Ja, hier bin ich richtig.
Und da ist auch schon der Grund, warum ich heute hier bin. In einer Ecke steht ein verwaister schwarzer Flügel. Er wirkt traurig. Zur Seite geschoben. Der früher sicher einmal glänzend schwarze Lack wirkt matt und ist an mehreren Stellen abgeschlagen. Trotzdem habe ich noch nie etwas Schöneres gesehen.
Meist spiele ich das Bandoneon, eine Art Akkordeon, das klassische Klangelement des Tangos. Aber auch Geige und Kontrabass liegen mir. Solange es um meine liebste Musik geht, scheint mir die Beherrschung der Instrumente nur so zuzufallen. Aber am liebsten ist mir das Klavier. Es war meine erste große Liebe und wird es wohl auch immer bleiben.

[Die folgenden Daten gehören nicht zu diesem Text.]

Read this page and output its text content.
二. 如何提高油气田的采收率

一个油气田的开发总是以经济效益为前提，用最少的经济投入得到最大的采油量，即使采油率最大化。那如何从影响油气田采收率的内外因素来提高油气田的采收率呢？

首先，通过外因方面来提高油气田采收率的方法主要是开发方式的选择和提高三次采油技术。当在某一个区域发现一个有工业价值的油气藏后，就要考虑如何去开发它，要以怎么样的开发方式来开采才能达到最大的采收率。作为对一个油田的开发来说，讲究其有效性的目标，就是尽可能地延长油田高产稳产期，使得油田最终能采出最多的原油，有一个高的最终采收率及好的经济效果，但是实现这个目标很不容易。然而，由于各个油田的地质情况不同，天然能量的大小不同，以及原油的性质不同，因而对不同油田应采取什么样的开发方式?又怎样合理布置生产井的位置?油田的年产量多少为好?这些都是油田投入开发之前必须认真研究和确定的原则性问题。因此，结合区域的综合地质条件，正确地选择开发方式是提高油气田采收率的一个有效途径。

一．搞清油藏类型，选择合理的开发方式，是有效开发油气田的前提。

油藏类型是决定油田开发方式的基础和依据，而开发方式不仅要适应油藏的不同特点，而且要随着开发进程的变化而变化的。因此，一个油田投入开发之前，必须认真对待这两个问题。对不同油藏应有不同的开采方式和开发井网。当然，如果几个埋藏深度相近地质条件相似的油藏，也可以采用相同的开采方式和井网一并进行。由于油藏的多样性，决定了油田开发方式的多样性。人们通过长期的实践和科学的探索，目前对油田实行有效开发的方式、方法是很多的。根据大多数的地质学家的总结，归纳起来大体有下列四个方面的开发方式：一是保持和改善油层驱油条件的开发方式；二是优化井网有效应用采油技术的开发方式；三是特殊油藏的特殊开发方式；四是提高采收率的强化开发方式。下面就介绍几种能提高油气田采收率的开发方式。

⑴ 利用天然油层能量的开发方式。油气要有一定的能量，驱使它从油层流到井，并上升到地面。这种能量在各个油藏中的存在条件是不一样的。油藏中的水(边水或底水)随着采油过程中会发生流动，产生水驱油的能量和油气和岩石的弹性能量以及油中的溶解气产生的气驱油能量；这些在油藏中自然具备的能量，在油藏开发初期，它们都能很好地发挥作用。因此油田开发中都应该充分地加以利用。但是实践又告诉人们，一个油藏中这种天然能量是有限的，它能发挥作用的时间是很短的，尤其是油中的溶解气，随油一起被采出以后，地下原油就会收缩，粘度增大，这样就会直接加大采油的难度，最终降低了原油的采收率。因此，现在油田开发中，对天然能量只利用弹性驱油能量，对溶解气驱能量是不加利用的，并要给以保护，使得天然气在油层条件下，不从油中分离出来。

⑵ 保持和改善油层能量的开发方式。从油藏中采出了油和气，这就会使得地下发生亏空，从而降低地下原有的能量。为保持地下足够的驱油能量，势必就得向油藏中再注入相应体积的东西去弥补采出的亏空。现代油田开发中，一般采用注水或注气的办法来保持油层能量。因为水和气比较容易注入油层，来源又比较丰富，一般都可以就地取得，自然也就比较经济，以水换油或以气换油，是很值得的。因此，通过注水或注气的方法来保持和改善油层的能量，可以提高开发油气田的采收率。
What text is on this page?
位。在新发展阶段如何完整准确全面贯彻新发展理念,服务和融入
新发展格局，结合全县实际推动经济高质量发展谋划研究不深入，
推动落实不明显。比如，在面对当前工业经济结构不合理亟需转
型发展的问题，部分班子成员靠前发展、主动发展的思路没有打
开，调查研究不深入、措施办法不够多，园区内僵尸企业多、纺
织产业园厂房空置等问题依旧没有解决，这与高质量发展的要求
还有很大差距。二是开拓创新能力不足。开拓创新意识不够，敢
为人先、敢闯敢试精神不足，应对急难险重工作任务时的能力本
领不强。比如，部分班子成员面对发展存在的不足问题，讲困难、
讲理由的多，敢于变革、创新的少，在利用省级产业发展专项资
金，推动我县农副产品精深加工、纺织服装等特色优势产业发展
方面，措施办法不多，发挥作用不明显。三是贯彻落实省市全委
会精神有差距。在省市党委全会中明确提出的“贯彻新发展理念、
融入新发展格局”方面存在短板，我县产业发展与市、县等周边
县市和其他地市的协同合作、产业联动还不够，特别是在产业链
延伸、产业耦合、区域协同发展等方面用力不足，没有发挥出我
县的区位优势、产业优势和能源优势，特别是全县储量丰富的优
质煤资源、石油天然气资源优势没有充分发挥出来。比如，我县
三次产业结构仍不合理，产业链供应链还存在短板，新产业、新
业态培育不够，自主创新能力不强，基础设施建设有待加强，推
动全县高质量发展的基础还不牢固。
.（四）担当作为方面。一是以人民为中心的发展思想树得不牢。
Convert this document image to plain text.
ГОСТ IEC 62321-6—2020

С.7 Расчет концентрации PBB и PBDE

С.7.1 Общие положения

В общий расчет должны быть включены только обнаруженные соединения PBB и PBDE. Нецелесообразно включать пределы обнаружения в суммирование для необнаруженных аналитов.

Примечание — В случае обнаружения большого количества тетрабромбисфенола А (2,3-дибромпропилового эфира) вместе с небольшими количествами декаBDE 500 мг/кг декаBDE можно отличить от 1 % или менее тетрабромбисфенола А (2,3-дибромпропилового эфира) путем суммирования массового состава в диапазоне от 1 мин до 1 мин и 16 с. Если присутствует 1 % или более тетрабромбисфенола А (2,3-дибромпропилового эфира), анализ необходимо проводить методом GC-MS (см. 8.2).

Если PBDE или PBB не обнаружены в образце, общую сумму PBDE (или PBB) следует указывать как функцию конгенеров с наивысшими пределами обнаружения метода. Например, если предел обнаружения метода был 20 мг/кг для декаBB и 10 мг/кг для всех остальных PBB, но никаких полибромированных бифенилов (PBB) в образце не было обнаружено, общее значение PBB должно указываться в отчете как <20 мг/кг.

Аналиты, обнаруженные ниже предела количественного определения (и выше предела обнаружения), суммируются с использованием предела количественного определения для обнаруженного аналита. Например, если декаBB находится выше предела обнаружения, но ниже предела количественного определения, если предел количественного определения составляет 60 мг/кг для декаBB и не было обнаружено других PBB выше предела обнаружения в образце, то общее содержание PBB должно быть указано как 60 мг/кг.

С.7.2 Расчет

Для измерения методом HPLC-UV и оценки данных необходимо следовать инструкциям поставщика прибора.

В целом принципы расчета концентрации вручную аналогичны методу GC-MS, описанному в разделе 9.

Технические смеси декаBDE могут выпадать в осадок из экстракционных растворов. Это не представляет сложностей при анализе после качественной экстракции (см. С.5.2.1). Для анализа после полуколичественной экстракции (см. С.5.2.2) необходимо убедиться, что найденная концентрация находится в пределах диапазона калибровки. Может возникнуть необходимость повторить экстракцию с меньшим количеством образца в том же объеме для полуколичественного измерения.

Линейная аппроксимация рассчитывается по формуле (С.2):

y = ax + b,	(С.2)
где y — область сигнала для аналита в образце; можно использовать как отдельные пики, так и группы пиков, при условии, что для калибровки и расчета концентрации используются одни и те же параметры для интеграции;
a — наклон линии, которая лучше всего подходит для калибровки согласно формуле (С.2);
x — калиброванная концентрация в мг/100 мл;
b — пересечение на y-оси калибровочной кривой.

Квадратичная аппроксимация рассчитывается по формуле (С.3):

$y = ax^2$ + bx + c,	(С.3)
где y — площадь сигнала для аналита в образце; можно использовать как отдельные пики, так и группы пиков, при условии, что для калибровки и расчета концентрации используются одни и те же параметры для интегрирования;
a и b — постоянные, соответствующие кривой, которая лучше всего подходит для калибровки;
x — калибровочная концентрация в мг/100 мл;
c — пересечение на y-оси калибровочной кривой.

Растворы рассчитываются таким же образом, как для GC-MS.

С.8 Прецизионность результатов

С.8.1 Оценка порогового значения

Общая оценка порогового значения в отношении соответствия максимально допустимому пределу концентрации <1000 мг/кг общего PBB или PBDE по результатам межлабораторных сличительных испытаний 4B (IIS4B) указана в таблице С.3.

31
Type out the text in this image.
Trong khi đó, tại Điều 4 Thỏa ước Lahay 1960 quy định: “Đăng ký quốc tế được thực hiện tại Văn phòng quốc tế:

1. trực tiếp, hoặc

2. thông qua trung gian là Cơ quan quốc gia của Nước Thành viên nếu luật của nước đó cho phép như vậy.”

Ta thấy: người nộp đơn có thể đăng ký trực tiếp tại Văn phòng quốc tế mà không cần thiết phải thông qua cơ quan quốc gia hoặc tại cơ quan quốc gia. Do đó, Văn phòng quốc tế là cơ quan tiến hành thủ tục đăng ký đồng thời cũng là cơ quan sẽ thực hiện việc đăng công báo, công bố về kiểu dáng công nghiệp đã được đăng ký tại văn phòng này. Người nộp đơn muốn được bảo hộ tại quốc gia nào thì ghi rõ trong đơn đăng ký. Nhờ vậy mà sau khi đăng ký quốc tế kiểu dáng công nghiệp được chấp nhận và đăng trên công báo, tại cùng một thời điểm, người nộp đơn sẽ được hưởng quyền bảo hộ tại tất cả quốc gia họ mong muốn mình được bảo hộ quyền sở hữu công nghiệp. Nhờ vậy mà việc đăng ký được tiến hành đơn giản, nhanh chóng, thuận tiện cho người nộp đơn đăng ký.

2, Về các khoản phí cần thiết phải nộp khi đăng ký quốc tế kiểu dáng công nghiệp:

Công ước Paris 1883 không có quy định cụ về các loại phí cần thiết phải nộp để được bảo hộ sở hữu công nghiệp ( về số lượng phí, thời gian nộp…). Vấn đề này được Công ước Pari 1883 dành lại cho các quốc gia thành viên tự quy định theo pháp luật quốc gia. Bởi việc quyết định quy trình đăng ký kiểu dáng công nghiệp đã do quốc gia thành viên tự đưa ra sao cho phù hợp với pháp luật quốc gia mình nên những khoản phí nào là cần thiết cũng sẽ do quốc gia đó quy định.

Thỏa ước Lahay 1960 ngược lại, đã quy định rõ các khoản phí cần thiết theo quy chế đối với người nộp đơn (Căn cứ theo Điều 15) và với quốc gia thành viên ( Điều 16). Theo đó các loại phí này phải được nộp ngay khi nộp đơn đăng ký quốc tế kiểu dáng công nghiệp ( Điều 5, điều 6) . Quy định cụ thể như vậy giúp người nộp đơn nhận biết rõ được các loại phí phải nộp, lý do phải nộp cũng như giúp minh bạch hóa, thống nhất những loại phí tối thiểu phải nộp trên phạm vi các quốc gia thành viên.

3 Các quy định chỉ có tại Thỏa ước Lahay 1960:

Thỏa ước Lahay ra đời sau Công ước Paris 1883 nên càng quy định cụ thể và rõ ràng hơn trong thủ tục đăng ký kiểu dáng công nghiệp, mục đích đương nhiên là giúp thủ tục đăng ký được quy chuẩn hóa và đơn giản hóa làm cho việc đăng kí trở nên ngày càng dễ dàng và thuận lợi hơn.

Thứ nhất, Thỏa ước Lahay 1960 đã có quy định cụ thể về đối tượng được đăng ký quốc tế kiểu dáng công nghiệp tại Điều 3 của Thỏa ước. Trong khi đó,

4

Doch gerade in dem Moment, als ich meine Finger über den vernachlässigten Flügel streichen lassen will, lässt mich ein überraschter Aufschrei herumfahren. Zwei Tanzende von den lediglich fünf Paaren, die sich an diesem verregneten Sonntagabend hier eingefunden haben, sind gestolpert. Zum Glück schaffen sie es irgendwie, sich aufzufangen, bevor sie auf den Fliesenboden donnern.
Als sie sich wieder aufrichten, schallt helles, fröhliches Frauenlachen durch den Raum. Doch dann hebt der junge Mann den Kopf. Leicht gerötete Wangen. Schwarze Augen, die mir direkt in die Seele zu schauen scheinen. Eine etwas zu große, spitze Nase. Leicht geöffnete, volle Lippen.
Scheiße!
„Tesoro …“, klingt die lachende Stimme der hübschen dunkelhaarigen Frau an mein Ohr.
Schatz …
Mein Herz sinkt. Aber wahrscheinlich ist es gut, dass zwischen dem ganz in schwarz gekleideten jungen Mann und der attraktiven Frau mehr ist als nur eine Verbundenheit im Tanze. Egal wie enttäuscht ich darüber auch sein mag, es ist besser so.
Das, was ich möchte, ist … gefährlich. Sehr gefährlich. Ich muss so verdammt vorsichtig sein! Täglich verschwinden Menschen. Und ihre Verbrechen sind meist geringer als das, was ich mit dem unwiderstehlichen Unbekannten am liebsten machen würde.
Au!
Überrascht schnellt mein Blick zu meiner Hand zurück. Selbst als ich die Szene vor mir beobachtet habe, haben meine Finger nicht aufgehört, über den wunderbaren Flügel zu streichen. An einer Stelle, an der der Lack abgesprungen ist, habe ich mir einen Splitter eingefangen.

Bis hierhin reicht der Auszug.